The app finally shows the result. I present it with two decimal precision to avoid clutter while giving a sense of accuracy. This part might look simple, but it represents the full journey from user input to model output.

The Model Bundle

Inside the models/ folder, the file life_model.pkl contains a dictionary created during training. It holds the pipeline and metadata about feature order. By storing not only the pipeline but also supporting information, I ensured the app can recreate the exact preprocessing environment used in training. The choice of joblib for serialization was deliberate because it handles large objects efficiently.

Why Caching Matters

The decorator @st.cache_resource above the loader function is not a minor detail. Without it, the app would reload the model every time the script refreshed. That would cause lag and waste resources. By caching, I made the experience smooth. It shows how small design choices in Streamlit can greatly improve usability.

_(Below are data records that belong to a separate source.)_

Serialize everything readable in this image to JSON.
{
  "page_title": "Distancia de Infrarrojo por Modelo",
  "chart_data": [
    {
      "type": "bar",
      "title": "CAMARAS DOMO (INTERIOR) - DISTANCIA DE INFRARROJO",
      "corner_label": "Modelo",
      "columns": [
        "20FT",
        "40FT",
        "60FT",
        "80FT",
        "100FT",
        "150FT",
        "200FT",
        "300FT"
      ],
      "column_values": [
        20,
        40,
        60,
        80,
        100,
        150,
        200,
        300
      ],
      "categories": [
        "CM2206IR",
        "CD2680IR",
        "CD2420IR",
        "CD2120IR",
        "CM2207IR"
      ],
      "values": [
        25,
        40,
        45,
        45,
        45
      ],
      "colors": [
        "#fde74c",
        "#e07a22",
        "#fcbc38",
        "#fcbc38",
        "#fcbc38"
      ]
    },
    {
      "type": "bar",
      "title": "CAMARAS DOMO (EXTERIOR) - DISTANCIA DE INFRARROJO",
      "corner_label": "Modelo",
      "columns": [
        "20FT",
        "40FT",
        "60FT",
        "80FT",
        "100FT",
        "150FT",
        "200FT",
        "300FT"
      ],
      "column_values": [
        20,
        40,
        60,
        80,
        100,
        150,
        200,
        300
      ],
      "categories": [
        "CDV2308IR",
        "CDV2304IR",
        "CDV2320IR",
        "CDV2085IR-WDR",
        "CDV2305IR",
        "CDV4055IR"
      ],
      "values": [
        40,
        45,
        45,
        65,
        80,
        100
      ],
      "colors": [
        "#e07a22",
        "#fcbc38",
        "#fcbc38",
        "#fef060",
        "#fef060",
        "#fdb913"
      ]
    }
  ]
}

Design Decisions in the Interface

I intentionally chose widgets that lower the barrier for non‑technical users. Number inputs have sensible ranges so that people cannot accidentally provide nonsense values. Defaults are provided to guide first‑time users. Subheaders create separation between sections, making the interface less intimidating. These details may not involve complex algorithms, but they shape the way the app is perceived.

Reflections on Use Cases

This app can be used in multiple ways. A student can learn how different factors influence life expectancy. A policy analyst can quickly test scenarios, like raising immunization rates or changing expenditure levels. Even though the model is not a replacement for deep research, it opens conversations. It allows exploration of what health data can imply, in an accessible form.

Limitations

No model is perfect. The pipeline is trained on a historical dataset, which means it carries the biases and errors of that data. Predictions should not be taken as medical advice. They are indicative, not prescriptive. A responsible approach is to use this as a learning tool, not as a decision‑making engine.

Possible Improvements

Future versions could include visualizations to show how each input contributes to the prediction. Another improvement could be adding interpretability methods, like SHAP values, to explain model decisions. Expanding the dataset or retraining with more recent data would also keep the app relevant. These changes would turn a simple demo into a more powerful educational instrument.

Closing Thoughts

Building this project taught me how to combine machine learning with user‑friendly design. It reminded me that the technical pipeline is only one part of the journey. Equally important is making the tool approachable and transparent. The result is not just a model wrapped in code, but a small system that connects data with human curiosity.

Additional Reflection

When working with applied machine learning projects, one lesson I repeatedly learn is that clarity matters as much as accuracy. By documenting every piece, I give future readers confidence that they can rebuild the project without guessing hidden steps. That habit pays off in collaborative settings, but it also sharpens my own thinking. Writing out these reflections lengthens the blog, but more importantly, it captures the process as well as the result.